There have been fewer EM exchange-rate crises this year than might have been anticipated. Some countries with good credit ratings have been able to offset the loss of capital inflows by issuing debt in international markets. Poorer countries have been able to access emergency funding from the IMF and other multilateral financial institutions (MFIs) without any insistence on policy reform, i.e. without conditionality. So far 81 countries have received financing from the IMF, while 28 have benefited from debt service relief. iii

However, as the crisis becomes more protracted, there will be questions over whether MFIs are willing to continue lending without the application of conditionality, and whether countries will be willing to accept conditionality and increased debt levels. Instead, the obvious concern is that countries could resort to less marketfriendly remedies (see figure 1).

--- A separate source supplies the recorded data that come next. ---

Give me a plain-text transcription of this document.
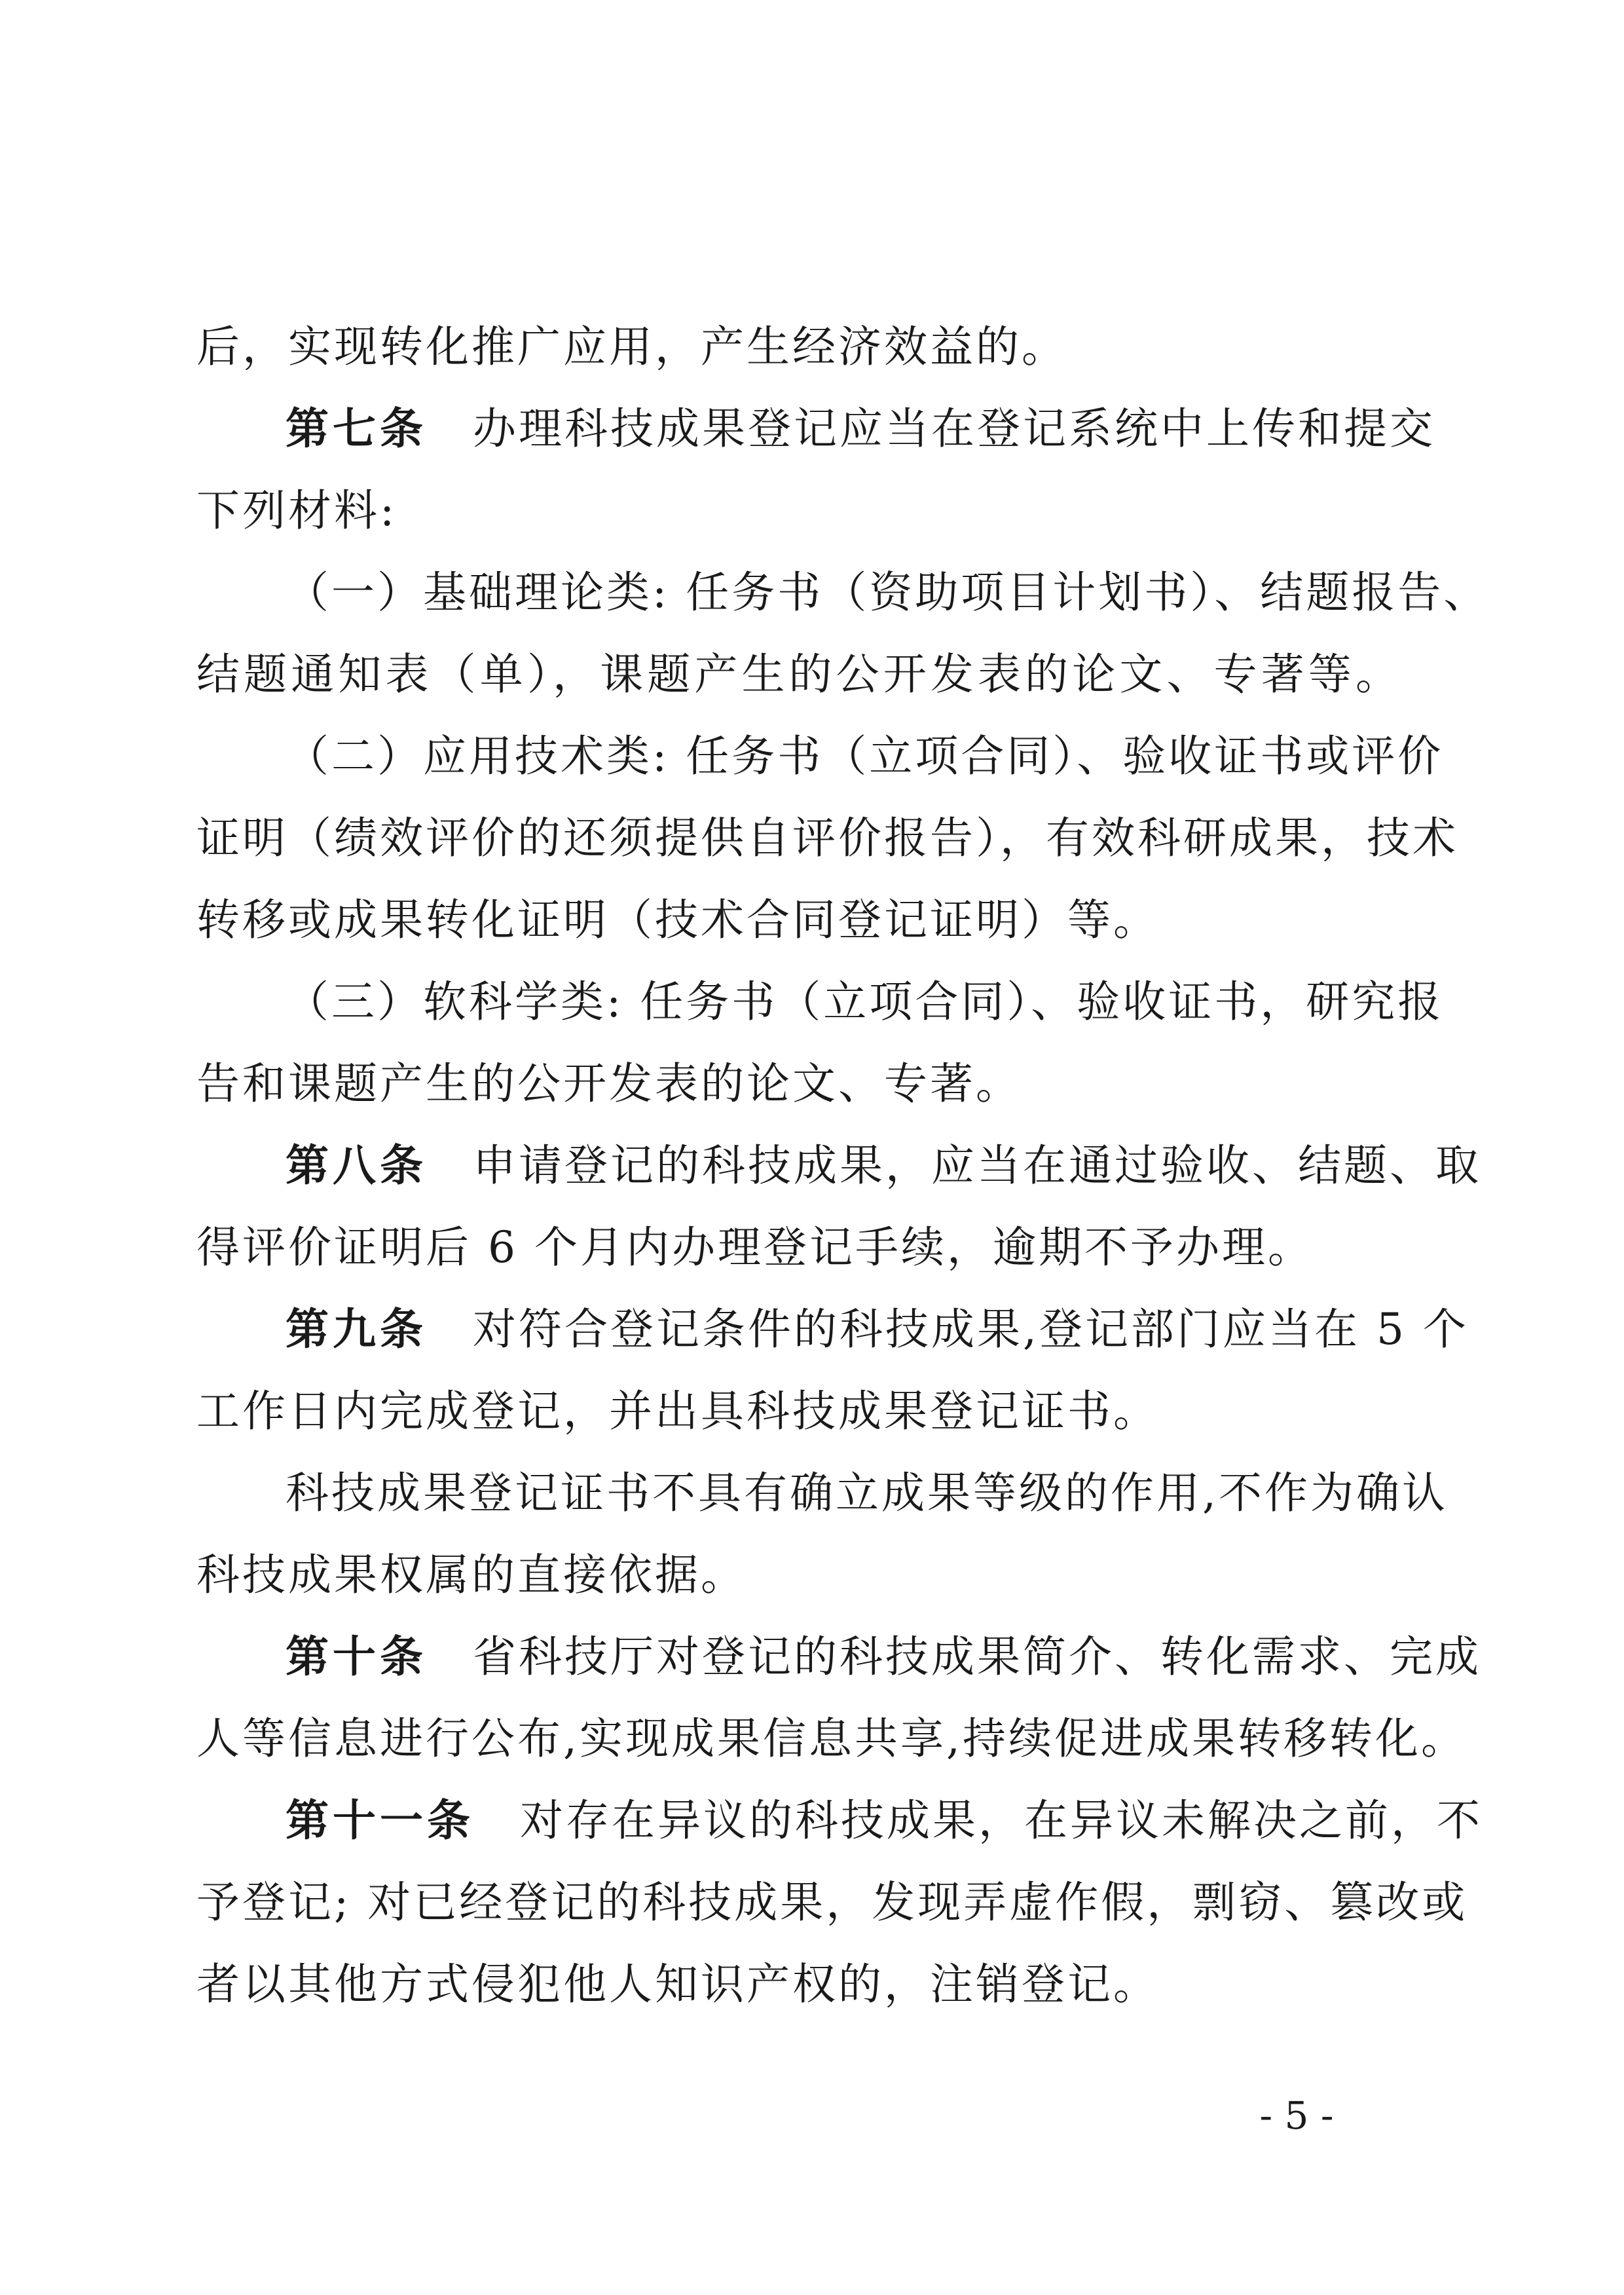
后，实现转化推广应用，产生经济效益的。
第七条 办理科技成果登记应当在登记系统中上传和提交
下列材料:
（一）基础理论类: 任务书（资助项目计划书）、结题报告、
结题通知表（单），课题产生的公开发表的论文、专著等。
（二）应用技术类: 任务书（立项合同）、验收证书或评价
证明（绩效评价的还须提供自评价报告），有效科研成果，技术
转移或成果转化证明（技术合同登记证明）等。
（三）软科学类: 任务书（立项合同）、验收证书，研究报
告和课题产生的公开发表的论文、专著。
第八条 申请登记的科技成果，应当在通过验收、结题、取
得评价证明后 6 个月内办理登记手续，逾期不予办理。
第九条 对符合登记条件的科技成果,登记部门应当在 5 个
工作日内完成登记，并出具科技成果登记证书。
科技成果登记证书不具有确立成果等级的作用,不作为确认
科技成果权属的直接依据。
第十条 省科技厅对登记的科技成果简介、转化需求、完成
人等信息进行公布,实现成果信息共享,持续促进成果转移转化。
第十一条 对存在异议的科技成果，在异议未解决之前，不
予登记; 对已经登记的科技成果，发现弄虚作假，剽窃、篡改或
者以其他方式侵犯他人知识产权的，注销登记。
- 5 -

Foreign capital flows will be critical for many currencies

The traditional breakdown of countries into developed economies and emerging or frontier markets has been increasingly questioned in recent years. However, the COVID-19 pandemic has rendered these distinctions largely irrelevant in formulating a currency outlook. Instead, the crucial issues have become a country’s dependence on foreign capital inflows and its relative creditworthiness. Until the global economy returns to normal, or at least until capital flows resume at a more regular level, this distinction will remain critical to the exchange rate outlook.

The first use of the term is associated with the Rudiger Dornbusch and Alejandro Werner, who noted that “it is not speed that kills, it is the sudden stop” in “Mexico: Stabilization, Reform and No Growth”, Brookings Papers on Economic Activity, 1:1994. It is noteworthy that this was published well before the onset of the Mexican crisis that erupted in December 1994, which triggered a dramatic depreciation of the Mexican peso.

ii Mexico is the notable exception. Under President Lopez Obrador, the focus has been on a continuation of fiscal austerity, while the central bank has been more cautious than most in cutting interest rates.